The prospect of something good coming out of her son’s death gives her hope for the future,

The federal government has introduced legislation aimed at overhauling the criminal justice system, a measure that makes good on a Liberal promise to change the way juries are selected.

A number of visibly Indigenous people were excluded from the jury that last month acquitted Saskatchewan farmer Gerald Stanley, 56, in the shooting death of Colten Boushie, 22, a member of the Red Pheasant First Nation.

Justice Minister Jody Wilson-Raybould tabled a massive bill Thursday that, if passed, would eliminate the use of peremptory challenges, which allow lawyers to reject jury candidates during the selection process.

Speaking through a family friend, Boushie’s mother, Debbie Baptiste, said she is pleased about the proposed changes and hopes the presence of Indigenous jurors will translate into more justice for Indigenous Peoples in Canada.

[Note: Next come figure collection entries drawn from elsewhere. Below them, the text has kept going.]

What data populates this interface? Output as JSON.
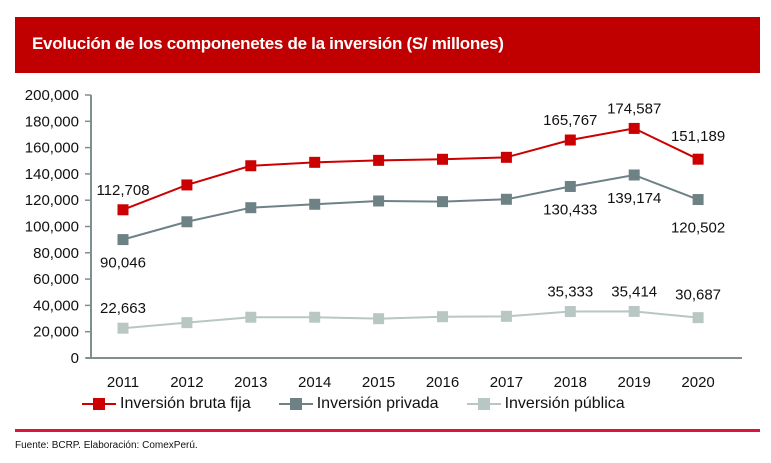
{
  "header": {
    "title": "Evolución de los componenetes de la inversión (S/ millones)"
  },
  "footer": {
    "source": "Fuente: BCRP. Elaboración: ComexPerú."
  },
  "colors": {
    "banner": "#c00000",
    "divider": "#dc143c",
    "axis": "#7f8f8f"
  },
  "chart_data": {
    "type": "line",
    "title": "Evolución de los componenetes de la inversión (S/ millones)",
    "xlabel": "",
    "ylabel": "",
    "categories": [
      "2011",
      "2012",
      "2013",
      "2014",
      "2015",
      "2016",
      "2017",
      "2018",
      "2019",
      "2020"
    ],
    "ylim": [
      0,
      200000
    ],
    "yticks": [
      0,
      20000,
      40000,
      60000,
      80000,
      100000,
      120000,
      140000,
      160000,
      180000,
      200000
    ],
    "ytick_labels": [
      "0",
      "20,000",
      "40,000",
      "60,000",
      "80,000",
      "100,000",
      "120,000",
      "140,000",
      "160,000",
      "180,000",
      "200,000"
    ],
    "grid": false,
    "legend_position": "bottom",
    "series": [
      {
        "name": "Inversión bruta fija",
        "color": "#cc0000",
        "marker": "square",
        "values": [
          112708,
          131600,
          146200,
          148800,
          150300,
          151100,
          152600,
          165767,
          174587,
          151189
        ],
        "labels": {
          "0": "112,708",
          "7": "165,767",
          "8": "174,587",
          "9": "151,189"
        },
        "label_side": "above"
      },
      {
        "name": "Inversión privada",
        "color": "#6e8286",
        "marker": "square",
        "values": [
          90046,
          103600,
          114300,
          116900,
          119400,
          118900,
          120700,
          130433,
          139174,
          120502
        ],
        "labels": {
          "0": "90,046",
          "7": "130,433",
          "8": "139,174",
          "9": "120,502"
        },
        "label_side": "below"
      },
      {
        "name": "Inversión pública",
        "color": "#b8c7c4",
        "marker": "square",
        "values": [
          22663,
          26900,
          31000,
          31000,
          29900,
          31400,
          31700,
          35333,
          35414,
          30687
        ],
        "labels": {
          "0": "22,663",
          "7": "35,333",
          "8": "35,414",
          "9": "30,687"
        },
        "label_side": "above"
      }
    ]
  }
}
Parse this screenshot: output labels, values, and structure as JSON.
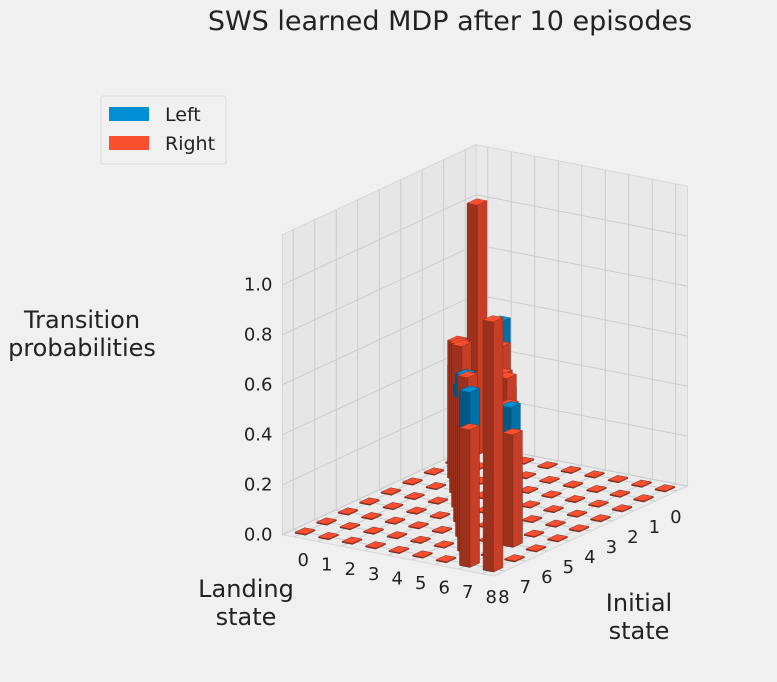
{
  "chart_data": {
    "type": "bar3d",
    "title": "SWS learned MDP after 10 episodes",
    "xlabel": "Landing\nstate",
    "ylabel": "Initial\nstate",
    "zlabel": "Transition\nprobabilities",
    "x_ticks": [
      "0",
      "1",
      "2",
      "3",
      "4",
      "5",
      "6",
      "7",
      "8"
    ],
    "y_ticks": [
      "0",
      "1",
      "2",
      "3",
      "4",
      "5",
      "6",
      "7",
      "8"
    ],
    "z_ticks": [
      "0.0",
      "0.2",
      "0.4",
      "0.6",
      "0.8",
      "1.0"
    ],
    "zlim": [
      0,
      1.2
    ],
    "grid": true,
    "legend_position": "top-left",
    "series": [
      {
        "name": "Left",
        "color": "#008fd5",
        "matrix": [
          [
            0,
            0,
            0,
            0,
            0,
            0,
            0,
            0,
            0
          ],
          [
            0.55,
            0,
            0.45,
            0,
            0,
            0,
            0,
            0,
            0
          ],
          [
            0,
            0.35,
            0,
            0.6,
            0,
            0,
            0,
            0,
            0
          ],
          [
            0,
            0,
            0.3,
            0,
            0.6,
            0,
            0,
            0,
            0
          ],
          [
            0,
            0,
            0,
            0.45,
            0,
            0.55,
            0,
            0,
            0
          ],
          [
            0,
            0,
            0,
            0,
            0.35,
            0,
            0.65,
            0,
            0
          ],
          [
            0,
            0,
            0,
            0,
            0,
            0.5,
            0,
            0.5,
            0
          ],
          [
            0,
            0,
            0,
            0,
            0,
            0,
            0.3,
            0,
            0.7
          ],
          [
            0,
            0,
            0,
            0,
            0,
            0,
            0,
            0,
            0
          ]
        ]
      },
      {
        "name": "Right",
        "color": "#fc4f30",
        "matrix": [
          [
            1,
            0,
            0,
            0,
            0,
            0,
            0,
            0,
            0
          ],
          [
            0.45,
            0,
            0.55,
            0,
            0,
            0,
            0,
            0,
            0
          ],
          [
            0,
            0.4,
            0,
            0.6,
            0,
            0,
            0,
            0,
            0
          ],
          [
            0,
            0,
            0.35,
            0,
            0.65,
            0,
            0,
            0,
            0
          ],
          [
            0,
            0,
            0,
            0.5,
            0,
            0.5,
            0,
            0,
            0
          ],
          [
            0,
            0,
            0,
            0,
            0.45,
            0,
            0.55,
            0,
            0
          ],
          [
            0,
            0,
            0,
            0,
            0,
            0.3,
            0,
            0.7,
            0
          ],
          [
            0,
            0,
            0,
            0,
            0,
            0,
            0.45,
            0,
            0.55
          ],
          [
            0,
            0,
            0,
            0,
            0,
            0,
            0,
            0,
            1
          ]
        ]
      }
    ]
  }
}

The prospect of something good coming out of her son’s death gives her hope for the future, Eleanore Sunchild said on behalf of Baptiste.

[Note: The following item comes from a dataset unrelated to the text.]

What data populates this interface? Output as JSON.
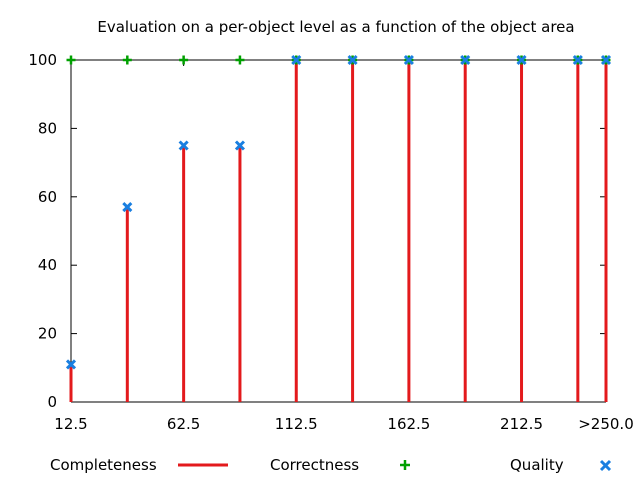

The bill includes other measures aimed at tackling court backlogs plaguing the criminal justice system, including by restricting the use of preliminary inquiries to cases where the offender is facing the possibility of a life sentence, such as for murder, kidnapping or aggravated sexual assault.

The bill will also address a Liberal campaign promise to crack down on intimate partner violence, including by reversing the onus on bail for those previously convicted of violence against a current or former spouse, common-law partner or dating partner.

Intimate partner violence would also be considered an aggravating factor in sentencing; the bill would also make way for the possibility of higher maximum sentences for repeat offenders.

Prime Minister Justin Trudeau tasked Wilson-Raybould with reviewing changes to the criminal justice system and the sentencing reforms the previous Conservative government brought in as part of its tough-on-crime agenda, including the impact on Indigenous Peoples and other marginalized groups.

That effort took on an increased sense of urgency in July 2016, when the Supreme Court imposed strict new limits on how long a case could take to make its way through the system.

More than 200 criminal cases across the country were tossed out due to unreasonable delays.

The bill would also make other changes aimed at tackling the backlog, including by allowing judges more discretion when it comes to what are called administration of justice offences, such as those involving breach of recognizance and others that do not involve violence or property damage.

This bill, however, does not address another major promised reform to address mandatory minimum sentences, which many advocates have argued also contribute to court delays.